Uzman, stratejideki bu dönüşümün, eski ABD Başkanı Donald Trump döneminde sıkça gündeme gelen Monroe Doktrinine benzer bir dış politika çizgisini çağrıştırdığını vurguladı. Ona göre bu, ABD’nin küresel müdahalecilikten ziyade kendi ekonomik ve jeopolitik çıkarlarını daha dar bir çerçevede korumaya yöneldiğini gösteriyor.
Çin’e yönelik söylem yumuşadı
Zhou, yeni Ulusal Güvenlik Stratejisi’nin en dikkat çekici yönlerinden birinin ABD’nin Çin’e yönelik tutumundaki değişim olduğunu belirtti. Daha önce raporlarda “en ciddi jeopolitik tehdit”, “birinci derece ulusal güvenlik riski” gibi sert ifadelerle tanımlanan Çin, bu kez daha ölçülü bir dille ele alındı.
Yeni stratejide Çin, “ABD’nin ekonomik geleceği için başlıca rakip” olarak nitelendiriliyor ve Washington’un önceliğinin askeri gerilimleri tırmandırmak yerine ekonomik rekabette üstünlük sağlamak olduğu belirtiliyor. Zhou’ya göre bu dil değişimi, her iki ülke arasında uzun süredir devam eden tansiyonun düşürülmesi açısından önemli bir işaret.
“ABD ticaret savaşıyla sonuç alamadığını anladı”
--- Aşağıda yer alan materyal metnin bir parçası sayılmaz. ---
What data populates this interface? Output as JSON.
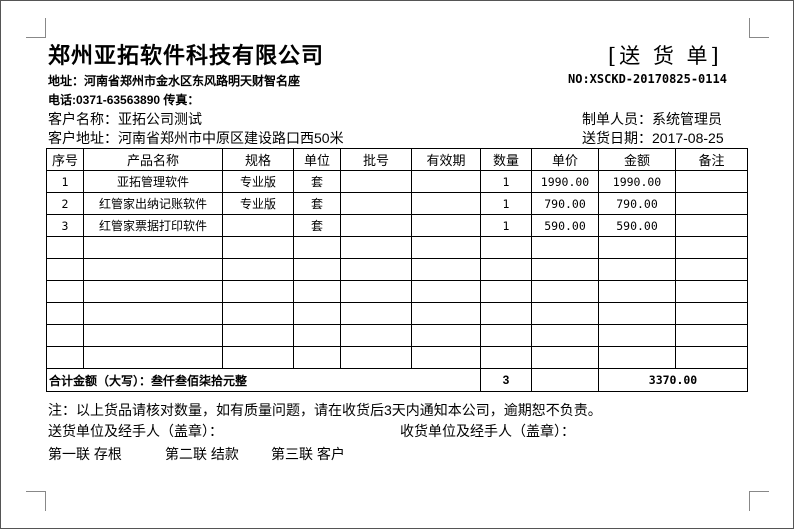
{
  "company": "郑州亚拓软件科技有限公司",
  "doc_title": "[送 货 单]",
  "doc_no": "NO:XSCKD-20170825-0114",
  "address": "地址：河南省郑州市金水区东风路明天财智名座",
  "phone": "电话:0371-63563890  传真：",
  "customer_name": "客户名称：亚拓公司测试",
  "customer_address": "客户地址：河南省郑州市中原区建设路口西50米",
  "operator": "制单人员：系统管理员",
  "delivery_date": "送货日期：2017-08-25",
  "table": {
    "headers": [
      "序号",
      "产品名称",
      "规格",
      "单位",
      "批号",
      "有效期",
      "数量",
      "单价",
      "金额",
      "备注"
    ],
    "rows": [
      [
        "1",
        "亚拓管理软件",
        "专业版",
        "套",
        "",
        "",
        "1",
        "1990.00",
        "1990.00",
        ""
      ],
      [
        "2",
        "红管家出纳记账软件",
        "专业版",
        "套",
        "",
        "",
        "1",
        "790.00",
        "790.00",
        ""
      ],
      [
        "3",
        "红管家票据打印软件",
        "",
        "套",
        "",
        "",
        "1",
        "590.00",
        "590.00",
        ""
      ],
      [
        "",
        "",
        "",
        "",
        "",
        "",
        "",
        "",
        "",
        ""
      ],
      [
        "",
        "",
        "",
        "",
        "",
        "",
        "",
        "",
        "",
        ""
      ],
      [
        "",
        "",
        "",
        "",
        "",
        "",
        "",
        "",
        "",
        ""
      ],
      [
        "",
        "",
        "",
        "",
        "",
        "",
        "",
        "",
        "",
        ""
      ],
      [
        "",
        "",
        "",
        "",
        "",
        "",
        "",
        "",
        "",
        ""
      ],
      [
        "",
        "",
        "",
        "",
        "",
        "",
        "",
        "",
        "",
        ""
      ]
    ],
    "total_label": "合计金额（大写）：叁仟叁佰柒拾元整",
    "total_qty": "3",
    "total_amount": "3370.00"
  },
  "note": "注：以上货品请核对数量，如有质量问题，请在收货后3天内通知本公司，逾期恕不负责。",
  "sender_sign": "送货单位及经手人（盖章）：",
  "receiver_sign": "收货单位及经手人（盖章）：",
  "copies": [
    "第一联 存根",
    "第二联 结款",
    "第三联 客户"
  ]
}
Zhou Chengyang ayrıca ABD’nin son yıllarda uyguladığı ticaret savaşları, gümrük vergileri ve Çinli şirketlere yönelik yaptırımların beklenen etkiyi yaratmadığını fark ettiğini söyledi. Washington’un bu yöntemlerle Çin’in ekonomik büyümesini durduramayacağını anladığını ifade eden Zhou, ABD’nin yeni stratejisinin bu gerçeklik üzerine inşa edildiğini belirtti.
Uzman, uzun vadeli ve kapsamlı bir Çin-ABD çatışmasının maliyetlerinin her iki ülke için de son derece yüksek olacağını, ancak özellikle ABD’nin böyle bir yükü taşımakta zorlanacağını vurguladı. Bu nedenle Washington’un stratejisini, doğrudan konfrontasyondan ziyade ekonomik, teknolojik ve endüstriyel rekabet temelinde şekillendirmeye yöneldiğini söyledi.
Küresel dengeler değişiyor
Zhou’ya göre ABD’nin stratejisindeki bu değişim yalnızca iki ülke arasındaki ilişkileri değil, aynı zamanda küresel jeopolitik dengeleri de yakından ilgilendiriyor. Washington’un hegemonik rolünü yeniden tanımlaması, uluslararası ilişkilerde daha çok kutuplu bir yapının ortaya çıkmasını hızlandırabilir.
Çinli uzman, bu dönüşümün ilerleyen dönemde ABD’nin Asya-Pasifik politikalarından NATO içindeki pozisyonuna, ekonomik ittifaklardan teknoloji savaşlarına kadar birçok başlıkta yeni denklemlerin oluşmasına yol açabileceğini belirtti.